Deploy a personal website or blog with automatic HTTPS in minutes without certificate management.
Set up a reverse proxy in front of your Node.js or Python app to handle HTTPS and routing automatically.
Run multiple services on one server with load balancing and automatic certificate renewal for each domain.
Self-host an API or web application on a VPS with zero manual SSL/TLS configuration.
Requires DNS pointing to server and open ports 80/443 for certificate validation.
Caddy is a web server that makes it easy to serve websites and applications over the internet with automatic HTTPS. The main problem it solves is the tedious setup usually required for SSL/TLS certificates (the technology that makes HTTPS work). Normally you have to manually request certificates from a certificate authority, configure your server to use them, and remember to renew them before they expire. Caddy does all of this automatically using services like Let's Encrypt and ZeroSSL, with no manual steps required. Caddy works by reading a simple configuration file called a Caddyfile, where you declare your domain names, what content or application you want to serve, and any routing rules. It handles certificate issuance and renewal silently in the background. For more complex setups it also supports a JSON-based configuration and a live JSON API that lets you change configuration without restarting the server.

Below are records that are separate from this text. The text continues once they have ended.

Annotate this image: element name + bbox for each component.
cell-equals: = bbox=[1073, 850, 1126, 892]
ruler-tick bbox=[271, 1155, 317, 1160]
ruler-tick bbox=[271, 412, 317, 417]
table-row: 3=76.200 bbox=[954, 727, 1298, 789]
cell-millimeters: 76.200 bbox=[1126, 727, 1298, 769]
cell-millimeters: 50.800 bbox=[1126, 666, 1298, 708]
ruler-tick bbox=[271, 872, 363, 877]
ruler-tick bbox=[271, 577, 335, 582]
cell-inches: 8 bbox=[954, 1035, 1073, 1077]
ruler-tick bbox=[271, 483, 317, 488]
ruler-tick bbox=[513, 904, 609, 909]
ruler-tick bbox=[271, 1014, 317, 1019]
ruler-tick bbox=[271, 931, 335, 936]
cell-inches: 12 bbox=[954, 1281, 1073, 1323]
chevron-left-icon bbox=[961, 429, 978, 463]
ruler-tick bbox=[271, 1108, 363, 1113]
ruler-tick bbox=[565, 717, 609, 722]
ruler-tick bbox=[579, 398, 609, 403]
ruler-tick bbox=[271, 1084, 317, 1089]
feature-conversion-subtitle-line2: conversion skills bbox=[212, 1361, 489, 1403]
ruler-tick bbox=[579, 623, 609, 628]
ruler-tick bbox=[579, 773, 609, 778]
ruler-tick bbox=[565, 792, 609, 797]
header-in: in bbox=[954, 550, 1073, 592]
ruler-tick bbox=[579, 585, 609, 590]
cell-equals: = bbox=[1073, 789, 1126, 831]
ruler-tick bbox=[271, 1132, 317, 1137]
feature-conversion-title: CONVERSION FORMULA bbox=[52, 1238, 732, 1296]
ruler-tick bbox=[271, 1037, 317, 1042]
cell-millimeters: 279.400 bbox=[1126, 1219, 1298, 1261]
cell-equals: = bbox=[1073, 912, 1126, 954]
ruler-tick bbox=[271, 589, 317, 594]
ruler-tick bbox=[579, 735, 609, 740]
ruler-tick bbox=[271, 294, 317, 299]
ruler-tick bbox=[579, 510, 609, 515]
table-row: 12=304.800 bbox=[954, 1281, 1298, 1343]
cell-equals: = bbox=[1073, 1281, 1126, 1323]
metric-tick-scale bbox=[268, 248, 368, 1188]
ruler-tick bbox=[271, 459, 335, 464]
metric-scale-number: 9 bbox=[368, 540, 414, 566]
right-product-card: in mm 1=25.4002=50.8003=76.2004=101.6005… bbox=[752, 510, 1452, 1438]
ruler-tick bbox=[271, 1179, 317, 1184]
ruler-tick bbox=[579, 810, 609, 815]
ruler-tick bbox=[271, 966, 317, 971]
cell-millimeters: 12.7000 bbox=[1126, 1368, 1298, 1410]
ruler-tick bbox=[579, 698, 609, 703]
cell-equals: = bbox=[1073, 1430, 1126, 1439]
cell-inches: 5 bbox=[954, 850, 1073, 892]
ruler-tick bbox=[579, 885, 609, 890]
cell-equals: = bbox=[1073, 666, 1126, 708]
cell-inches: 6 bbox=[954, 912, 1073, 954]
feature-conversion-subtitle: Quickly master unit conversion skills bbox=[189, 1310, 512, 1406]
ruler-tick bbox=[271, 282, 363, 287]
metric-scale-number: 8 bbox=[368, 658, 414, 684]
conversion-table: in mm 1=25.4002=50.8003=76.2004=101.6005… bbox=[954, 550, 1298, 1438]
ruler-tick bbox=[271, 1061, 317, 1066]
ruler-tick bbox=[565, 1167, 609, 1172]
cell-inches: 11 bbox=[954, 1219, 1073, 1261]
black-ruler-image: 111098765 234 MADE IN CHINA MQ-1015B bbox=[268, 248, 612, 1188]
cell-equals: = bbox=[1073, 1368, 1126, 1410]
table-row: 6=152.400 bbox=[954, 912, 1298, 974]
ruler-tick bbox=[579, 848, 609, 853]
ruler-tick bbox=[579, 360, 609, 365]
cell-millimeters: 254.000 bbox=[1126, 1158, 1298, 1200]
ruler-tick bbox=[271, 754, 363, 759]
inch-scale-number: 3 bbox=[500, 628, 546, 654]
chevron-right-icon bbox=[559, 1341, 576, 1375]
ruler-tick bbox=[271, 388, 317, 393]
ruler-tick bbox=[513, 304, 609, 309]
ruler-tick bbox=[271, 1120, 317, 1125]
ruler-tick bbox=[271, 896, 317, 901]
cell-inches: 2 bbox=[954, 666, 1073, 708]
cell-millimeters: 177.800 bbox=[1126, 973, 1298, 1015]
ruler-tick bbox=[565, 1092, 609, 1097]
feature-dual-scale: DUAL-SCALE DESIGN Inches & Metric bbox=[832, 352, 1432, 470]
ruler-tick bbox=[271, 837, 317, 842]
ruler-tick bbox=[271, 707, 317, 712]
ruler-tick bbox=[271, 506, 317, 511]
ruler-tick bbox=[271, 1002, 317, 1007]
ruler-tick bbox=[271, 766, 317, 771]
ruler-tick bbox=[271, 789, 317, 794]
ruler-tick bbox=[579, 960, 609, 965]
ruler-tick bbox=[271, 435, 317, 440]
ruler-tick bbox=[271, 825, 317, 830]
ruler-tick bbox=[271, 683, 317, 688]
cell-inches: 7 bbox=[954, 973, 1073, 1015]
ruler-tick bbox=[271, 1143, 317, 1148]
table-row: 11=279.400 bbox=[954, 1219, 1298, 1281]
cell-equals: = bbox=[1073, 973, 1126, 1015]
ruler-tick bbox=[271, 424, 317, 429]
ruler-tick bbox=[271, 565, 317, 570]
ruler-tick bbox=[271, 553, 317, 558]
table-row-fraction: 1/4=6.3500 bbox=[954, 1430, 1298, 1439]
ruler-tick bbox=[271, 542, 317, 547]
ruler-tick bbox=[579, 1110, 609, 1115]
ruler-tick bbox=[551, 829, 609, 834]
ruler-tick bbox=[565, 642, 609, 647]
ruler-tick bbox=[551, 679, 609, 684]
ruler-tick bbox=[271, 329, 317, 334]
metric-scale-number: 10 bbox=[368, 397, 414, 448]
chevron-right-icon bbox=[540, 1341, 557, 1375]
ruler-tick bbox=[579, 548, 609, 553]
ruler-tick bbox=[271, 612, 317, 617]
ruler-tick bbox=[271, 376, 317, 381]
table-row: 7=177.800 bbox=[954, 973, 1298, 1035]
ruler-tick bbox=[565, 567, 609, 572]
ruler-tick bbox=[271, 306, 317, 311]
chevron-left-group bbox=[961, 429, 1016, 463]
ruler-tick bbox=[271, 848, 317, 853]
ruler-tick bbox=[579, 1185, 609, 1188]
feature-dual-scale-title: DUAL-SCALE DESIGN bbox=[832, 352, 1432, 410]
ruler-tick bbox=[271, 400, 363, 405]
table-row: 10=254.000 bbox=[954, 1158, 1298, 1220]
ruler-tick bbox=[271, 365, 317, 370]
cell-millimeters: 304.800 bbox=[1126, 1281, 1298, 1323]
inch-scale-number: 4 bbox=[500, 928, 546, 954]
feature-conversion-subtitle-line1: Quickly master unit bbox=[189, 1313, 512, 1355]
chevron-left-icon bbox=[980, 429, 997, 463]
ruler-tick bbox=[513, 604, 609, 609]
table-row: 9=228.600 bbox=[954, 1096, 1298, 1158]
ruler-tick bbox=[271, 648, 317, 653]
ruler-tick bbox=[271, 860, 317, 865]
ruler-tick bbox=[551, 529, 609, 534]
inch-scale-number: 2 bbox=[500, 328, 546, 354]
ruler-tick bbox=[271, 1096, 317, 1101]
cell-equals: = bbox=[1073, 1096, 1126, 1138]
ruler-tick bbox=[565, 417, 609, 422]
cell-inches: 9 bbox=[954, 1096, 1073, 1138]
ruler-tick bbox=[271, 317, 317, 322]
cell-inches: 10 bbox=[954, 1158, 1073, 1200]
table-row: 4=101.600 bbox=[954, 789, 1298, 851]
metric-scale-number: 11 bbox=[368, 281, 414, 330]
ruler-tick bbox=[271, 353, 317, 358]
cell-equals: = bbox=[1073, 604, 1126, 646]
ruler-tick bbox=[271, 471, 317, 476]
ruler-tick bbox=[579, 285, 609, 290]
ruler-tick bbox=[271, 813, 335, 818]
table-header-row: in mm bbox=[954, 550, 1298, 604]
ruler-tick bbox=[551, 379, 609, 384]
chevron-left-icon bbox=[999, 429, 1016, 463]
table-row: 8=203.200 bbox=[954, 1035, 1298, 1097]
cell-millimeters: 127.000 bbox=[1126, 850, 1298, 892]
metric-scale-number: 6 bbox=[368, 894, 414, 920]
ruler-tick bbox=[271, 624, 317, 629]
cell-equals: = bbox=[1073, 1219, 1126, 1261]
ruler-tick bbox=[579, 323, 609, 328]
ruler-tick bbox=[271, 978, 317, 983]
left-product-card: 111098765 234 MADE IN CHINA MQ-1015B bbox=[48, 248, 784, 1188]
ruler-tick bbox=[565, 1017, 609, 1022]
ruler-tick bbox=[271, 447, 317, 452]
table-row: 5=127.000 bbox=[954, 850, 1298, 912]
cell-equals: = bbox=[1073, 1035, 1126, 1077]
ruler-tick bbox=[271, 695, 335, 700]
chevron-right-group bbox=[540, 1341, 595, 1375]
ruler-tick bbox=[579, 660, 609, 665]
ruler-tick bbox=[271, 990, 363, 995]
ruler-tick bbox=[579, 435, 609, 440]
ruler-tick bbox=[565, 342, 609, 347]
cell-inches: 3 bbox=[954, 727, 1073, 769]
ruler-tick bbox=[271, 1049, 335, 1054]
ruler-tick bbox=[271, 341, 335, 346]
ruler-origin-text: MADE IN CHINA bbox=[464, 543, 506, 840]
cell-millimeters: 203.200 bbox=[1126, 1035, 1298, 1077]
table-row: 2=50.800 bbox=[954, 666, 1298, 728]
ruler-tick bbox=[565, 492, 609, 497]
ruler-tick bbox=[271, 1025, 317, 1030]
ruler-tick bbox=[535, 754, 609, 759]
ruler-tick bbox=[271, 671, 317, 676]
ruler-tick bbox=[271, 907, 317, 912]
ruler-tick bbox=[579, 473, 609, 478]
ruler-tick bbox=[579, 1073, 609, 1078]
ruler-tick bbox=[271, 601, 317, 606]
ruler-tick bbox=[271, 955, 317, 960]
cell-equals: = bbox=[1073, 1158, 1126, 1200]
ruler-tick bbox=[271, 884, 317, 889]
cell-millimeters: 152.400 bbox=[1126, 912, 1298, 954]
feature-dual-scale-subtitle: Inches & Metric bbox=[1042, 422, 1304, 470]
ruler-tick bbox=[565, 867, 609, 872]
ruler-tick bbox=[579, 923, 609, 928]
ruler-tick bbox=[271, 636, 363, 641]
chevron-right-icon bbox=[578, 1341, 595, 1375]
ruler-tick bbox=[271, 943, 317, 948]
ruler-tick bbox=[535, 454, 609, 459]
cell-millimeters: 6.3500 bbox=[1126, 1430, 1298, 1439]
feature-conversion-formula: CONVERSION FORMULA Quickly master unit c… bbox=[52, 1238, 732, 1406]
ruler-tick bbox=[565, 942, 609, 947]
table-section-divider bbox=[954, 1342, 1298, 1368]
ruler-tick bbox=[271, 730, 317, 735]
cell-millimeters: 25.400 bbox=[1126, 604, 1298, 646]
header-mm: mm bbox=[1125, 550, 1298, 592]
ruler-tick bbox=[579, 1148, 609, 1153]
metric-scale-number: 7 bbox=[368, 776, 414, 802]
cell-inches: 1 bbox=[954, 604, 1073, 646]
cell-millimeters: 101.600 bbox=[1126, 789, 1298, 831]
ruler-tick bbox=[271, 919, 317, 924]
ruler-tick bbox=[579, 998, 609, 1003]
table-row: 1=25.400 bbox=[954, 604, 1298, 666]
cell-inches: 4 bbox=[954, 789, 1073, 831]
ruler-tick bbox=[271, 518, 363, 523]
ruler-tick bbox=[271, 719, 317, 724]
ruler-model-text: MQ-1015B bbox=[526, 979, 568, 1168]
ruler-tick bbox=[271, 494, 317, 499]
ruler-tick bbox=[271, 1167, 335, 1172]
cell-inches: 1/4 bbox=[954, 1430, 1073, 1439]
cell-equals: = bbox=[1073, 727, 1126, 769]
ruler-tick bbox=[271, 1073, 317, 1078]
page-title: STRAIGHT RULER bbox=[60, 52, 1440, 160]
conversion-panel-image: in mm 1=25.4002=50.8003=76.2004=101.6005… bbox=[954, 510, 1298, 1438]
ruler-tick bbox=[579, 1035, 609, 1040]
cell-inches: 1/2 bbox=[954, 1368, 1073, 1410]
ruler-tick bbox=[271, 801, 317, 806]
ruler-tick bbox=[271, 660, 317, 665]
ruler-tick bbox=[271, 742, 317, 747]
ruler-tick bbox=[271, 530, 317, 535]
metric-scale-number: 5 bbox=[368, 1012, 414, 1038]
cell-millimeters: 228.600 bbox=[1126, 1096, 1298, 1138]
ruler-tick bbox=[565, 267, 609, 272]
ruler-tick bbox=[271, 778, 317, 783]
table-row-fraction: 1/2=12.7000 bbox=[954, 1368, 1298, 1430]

It supports HTTP/1.1, HTTP/2, and HTTP/3 (the latest version of the web protocol, based on QUIC). Because it is written in Go, a single binary contains everything needed to run the server with no external dependencies, not even the C runtime library. It can be extended with plugins that add reverse proxying, load balancing, authentication, and other features. You would use Caddy if you are self-hosting a website, API, or application on a server and want HTTPS to just work without manual certificate management. It is popular as a reverse proxy in front of other applications, and as a replacement for Nginx or Apache for simpler setups. The tech stack is Go, and deployment is typically a single downloaded binary. It runs on Linux, macOS, and Windows. The project is open-source and production-tested at large scale.
Generated 2026-05-18 · Model: sonnet-4-6 · Verify against the repo before relying on details.